Python HTTPS Proxy Tunnelling

thetree picture thetree · Jun 14, 2014 · Viewed 8.1k times · Source

I'm trying to make an http proxy in python. So far I've got everything except https working, hence the next step is to implement the CONNECT method.

I'm slightly confused with the chain of events that need to occur when doing https tunnelling. From my understanding I should have this when connecting to google:

Broswer -> Proxy

CONNECT www.google.co.uk:443 HTTP/1.1\r\n\r\n

Then the proxy should establish a secure connection to google.co.uk, and confirm it by sending:

Proxy -> Browser

HTTP/1.1 200 Connection established\r\n\r\n

At this point I'd expect the browser to now go ahead with whatever it was going to do in the first place, however, I either get nothing, or get a string of bytes that I can't decode(). I've been reading anything and everything to do with ssl tunnelling, and I think I'm supposed to be forwarding any and all bytes from browser to server, as well as the other way around.

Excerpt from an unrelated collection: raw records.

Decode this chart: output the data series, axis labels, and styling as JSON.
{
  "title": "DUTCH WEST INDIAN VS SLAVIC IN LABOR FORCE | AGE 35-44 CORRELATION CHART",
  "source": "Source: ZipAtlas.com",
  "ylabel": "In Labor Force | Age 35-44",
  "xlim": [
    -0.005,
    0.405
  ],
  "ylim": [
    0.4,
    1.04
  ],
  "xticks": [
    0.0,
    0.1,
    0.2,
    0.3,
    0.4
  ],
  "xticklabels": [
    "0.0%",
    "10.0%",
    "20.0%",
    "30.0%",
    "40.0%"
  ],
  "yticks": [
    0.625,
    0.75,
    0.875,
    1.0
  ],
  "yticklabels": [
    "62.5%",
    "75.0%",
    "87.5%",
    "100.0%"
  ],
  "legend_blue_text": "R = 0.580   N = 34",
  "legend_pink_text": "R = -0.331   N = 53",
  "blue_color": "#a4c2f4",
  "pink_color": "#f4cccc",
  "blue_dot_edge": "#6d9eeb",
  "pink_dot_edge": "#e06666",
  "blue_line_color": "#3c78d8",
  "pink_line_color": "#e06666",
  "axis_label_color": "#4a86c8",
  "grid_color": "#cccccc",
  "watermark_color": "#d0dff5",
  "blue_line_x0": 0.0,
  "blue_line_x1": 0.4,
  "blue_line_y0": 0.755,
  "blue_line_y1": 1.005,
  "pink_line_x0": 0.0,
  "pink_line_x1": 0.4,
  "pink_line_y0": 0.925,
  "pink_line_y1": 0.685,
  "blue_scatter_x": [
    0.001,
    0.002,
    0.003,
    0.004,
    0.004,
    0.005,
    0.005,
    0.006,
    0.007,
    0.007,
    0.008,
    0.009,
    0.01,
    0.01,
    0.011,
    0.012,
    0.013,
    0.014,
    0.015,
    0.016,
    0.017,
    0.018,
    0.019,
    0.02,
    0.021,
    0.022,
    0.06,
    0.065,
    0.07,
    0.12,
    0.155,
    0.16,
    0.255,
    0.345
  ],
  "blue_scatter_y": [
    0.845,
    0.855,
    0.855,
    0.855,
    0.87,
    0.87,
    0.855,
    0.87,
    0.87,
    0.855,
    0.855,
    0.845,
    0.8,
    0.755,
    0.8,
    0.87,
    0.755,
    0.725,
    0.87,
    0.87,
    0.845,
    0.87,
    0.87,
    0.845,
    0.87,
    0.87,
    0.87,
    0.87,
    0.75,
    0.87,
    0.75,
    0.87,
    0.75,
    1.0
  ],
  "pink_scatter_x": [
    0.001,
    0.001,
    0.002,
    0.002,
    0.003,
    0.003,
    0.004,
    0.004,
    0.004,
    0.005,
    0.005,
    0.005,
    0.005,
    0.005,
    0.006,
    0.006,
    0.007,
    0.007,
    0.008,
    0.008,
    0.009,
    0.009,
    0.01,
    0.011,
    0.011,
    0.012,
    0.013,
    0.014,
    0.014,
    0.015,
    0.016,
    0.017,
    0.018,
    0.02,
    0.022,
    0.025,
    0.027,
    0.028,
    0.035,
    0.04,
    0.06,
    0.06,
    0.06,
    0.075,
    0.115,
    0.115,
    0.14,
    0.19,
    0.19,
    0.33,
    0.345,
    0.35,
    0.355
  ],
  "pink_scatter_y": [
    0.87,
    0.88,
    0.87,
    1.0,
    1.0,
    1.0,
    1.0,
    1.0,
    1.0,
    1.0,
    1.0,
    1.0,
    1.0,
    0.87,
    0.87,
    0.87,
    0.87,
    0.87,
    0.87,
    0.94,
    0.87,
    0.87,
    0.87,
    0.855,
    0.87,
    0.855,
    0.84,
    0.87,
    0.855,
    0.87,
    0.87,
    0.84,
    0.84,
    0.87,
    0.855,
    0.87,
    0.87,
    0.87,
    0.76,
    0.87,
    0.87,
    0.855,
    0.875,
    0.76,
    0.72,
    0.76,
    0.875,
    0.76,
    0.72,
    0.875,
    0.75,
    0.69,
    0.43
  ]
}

However, when doing this, I get a:

HTTP/1.0 400 Bad Request\r\n...\r\n

Once I've sent the 200 code, what should I be doing next?

My code snippet for the connect method:

client = socket.socket(socket.AF_INET, socket.SOCK_STREAM)

if headers["Method"] == "CONNECT":
    client = ssl.wrap_socket(client)

    try:
        client.connect(( headers["Host"], headers["Port"] ))
        reply = "HTTP/1.0 200 Connection established\r\n"
        reply += "Proxy-agent: Pyx\r\n"
        reply += "\r\n"
        browser.sendall( reply.encode() )
    except socket.error as err:
        print(err)
        break

    while True:
        now not sure

Help is much appreciated!

Answer

thetree picture thetree · Jun 15, 2014

After finding this answer to a related question: HTTPS Proxy Implementation (SSLStream)

I realised that the initial connection on port 443 of the target server (in this case google.co.uk) should NOT be encrypted. I therefore removed the

client = ssl.wrap_socket(client)

line to continue with a plain text tunnel rather than ssl. Once the

HTTP/1.1 200 Connection established\r\n\r\n

message is sent, the browser and end server will then form their own ssl connection through the proxy, and so the proxy doesn't need to do anything related to the actual https connection.

The modified code (includes byte forwarding):

# If we receive a CONNECT request
if headers["Method"] == "CONNECT":
    # Connect to port 443
    try:
        # If successful, send 200 code response
        client.connect(( headers["Host"], headers["Port"] ))
        reply = "HTTP/1.0 200 Connection established\r\n"
        reply += "Proxy-agent: Pyx\r\n"
        reply += "\r\n"
        browser.sendall( reply.encode() )
    except socket.error as err:
        # If the connection could not be established, exit
        # Should properly handle the exit with http error code here
        print(err)
        break

    # Indiscriminately forward bytes
    browser.setblocking(0)
    client.setblocking(0)
    while True:
        try:
            request = browser.recv(1024)
            client.sendall( request )
        except socket.error as err:
            pass
        try:
            reply = client.recv(1024)
            browser.sendall( reply )
        except socket.error as err:
            pass

References:

HTTPS Proxy Implementation (SSLStream)

http://tools.ietf.org/html/draft-luotonen-ssl-tunneling-03

http://www.ietf.org/rfc/rfc2817.txt